Since the effective properties of a composite depend in a complicated way on the microstructure, it is useful to have realistic model composites for which the effective properties can be computed exactly. One such model, called the coated sphere assemblage, was introduced by Hashin (1962) as a model of a composite comprised of spherical grains of one phase embedded in a matrix of a second phase. This model and its generalizations are the subject of this chapter.

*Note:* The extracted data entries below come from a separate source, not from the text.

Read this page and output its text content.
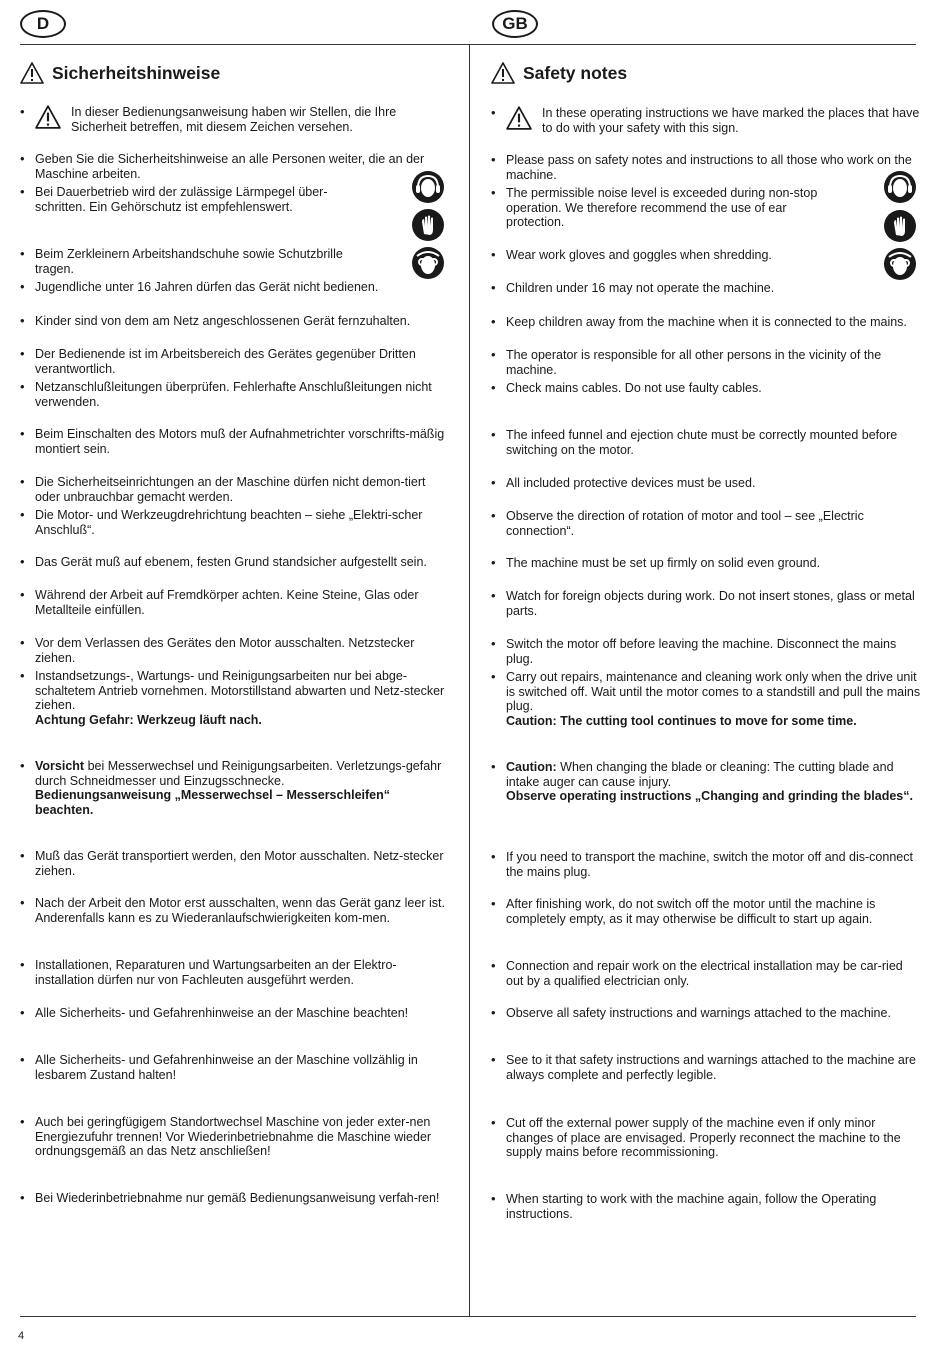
D	GB
4
Sicherheitshinweise
• In dieser Bedienungsanweisung haben wir Stellen, die Ihre Sicherheit betreffen, mit diesem Zeichen versehen.
• Geben Sie die Sicherheitshinweise an alle Personen weiter, die an der Maschine arbeiten.
• Bei Dauerbetrieb wird der zulässige Lärmpegel über-schritten. Ein Gehörschutz ist empfehlenswert.
• Beim Zerkleinern Arbeitshandschuhe sowie Schutzbrille tragen.
• Jugendliche unter 16 Jahren dürfen das Gerät nicht bedienen.
• Kinder sind von dem am Netz angeschlossenen Gerät fernzuhalten.
• Der Bedienende ist im Arbeitsbereich des Gerätes gegenüber Dritten verantwortlich.
• Netzanschlußleitungen überprüfen. Fehlerhafte Anschlußleitungen nicht verwenden.
• Beim Einschalten des Motors muß der Aufnahmetrichter vorschrifts-mäßig montiert sein.
• Die Sicherheitseinrichtungen an der Maschine dürfen nicht demon-tiert oder unbrauchbar gemacht werden.
• Die Motor- und Werkzeugdrehrichtung beachten – siehe „Elektri-scher Anschluß“.
• Das Gerät muß auf ebenem, festen Grund standsicher aufgestellt sein.
• Während der Arbeit auf Fremdkörper achten. Keine Steine, Glas oder Metallteile einfüllen.
• Vor dem Verlassen des Gerätes den Motor ausschalten. Netzstecker ziehen.
• Instandsetzungs-, Wartungs- und Reinigungsarbeiten nur bei abge-schaltetem Antrieb vornehmen. Motorstillstand abwarten und Netz-stecker ziehen.
Achtung Gefahr: Werkzeug läuft nach.
• Vorsicht bei Messerwechsel und Reinigungsarbeiten. Verletzungs-gefahr durch Schneidmesser und Einzugsschnecke.
Bedienungsanweisung „Messerwechsel – Messerschleifen“ beachten.
• Muß das Gerät transportiert werden, den Motor ausschalten. Netz-stecker ziehen.
• Nach der Arbeit den Motor erst ausschalten, wenn das Gerät ganz leer ist. Anderenfalls kann es zu Wiederanlaufschwierigkeiten kom-men.
• Installationen, Reparaturen und Wartungsarbeiten an der Elektro-installation dürfen nur von Fachleuten ausgeführt werden.
• Alle Sicherheits- und Gefahrenhinweise an der Maschine beachten!
• Alle Sicherheits- und Gefahrenhinweise an der Maschine vollzählig in lesbarem Zustand halten!
• Auch bei geringfügigem Standortwechsel Maschine von jeder exter-nen Energiezufuhr trennen! Vor Wiederinbetriebnahme die Maschine wieder ordnungsgemäß an das Netz anschließen!
• Bei Wiederinbetriebnahme nur gemäß Bedienungsanweisung verfah-ren!
Safety notes
• In these operating instructions we have marked the places that have to do with your safety with this sign.
• Please pass on safety notes and instructions to all those who work on the machine.
• The permissible noise level is exceeded during non-stop operation. We therefore recommend the use of ear protection.
• Wear work gloves and goggles when shredding.
• Children under 16 may not operate the machine.
• Keep children away from the machine when it is connected to the mains.
• The operator is responsible for all other persons in the vicinity of the machine.
• Check mains cables. Do not use faulty cables.
• The infeed funnel and ejection chute must be correctly mounted before switching on the motor.
• All included protective devices must be used.
• Observe the direction of rotation of motor and tool – see „Electric connection“.
• The machine must be set up firmly on solid even ground.
• Watch for foreign objects during work. Do not insert stones, glass or metal parts.
• Switch the motor off before leaving the machine. Disconnect the mains plug.
• Carry out repairs, maintenance and cleaning work only when the drive unit is switched off. Wait until the motor comes to a standstill and pull the mains plug.
Caution: The cutting tool continues to move for some time.
• Caution: When changing the blade or cleaning: The cutting blade and intake auger can cause injury.
Observe operating instructions „Changing and grinding the blades“.
• If you need to transport the machine, switch the motor off and dis-connect the mains plug.
• After finishing work, do not switch off the motor until the machine is completely empty, as it may otherwise be difficult to start up again.
• Connection and repair work on the electrical installation may be car-ried out by a qualified electrician only.
• Observe all safety instructions and warnings attached to the machine.
• See to it that safety instructions and warnings attached to the machine are always complete and perfectly legible.
• Cut off the external power supply of the machine even if only minor changes of place are envisaged. Properly reconnect the machine to the supply mains before recommissioning.
• When starting to work with the machine again, follow the Operating instructions.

The coated sphere assemblage

Hashin (1962) found that the effective bulk modulus of the assemblage could be computed exactly for all volume fractions of the phases. Using a similar analysis, Hashin and Shtrikman (1962) found an exact expression for the effective conductivity of the assemblage. To see how their argument works, consider a coated sphere consisting of a spherical core of phase 1 of isotropic conductivity σ1I fitting snugly inside a concentric spherical shell of phase 2 of isotropic conductivity σ2I, with a core radius c and exterior radius e. This coated sphere is inserted as an inclusion in an infinite matrix of conductivity σ0I within which a uniform current field flows from infinity. Suppose for the moment that σ1 > σ2. From a physical standpoint it is clear that when σ0 = σ1 the inclusion has lower conductivity than its surroundings and current will tend to flow around this obstacle.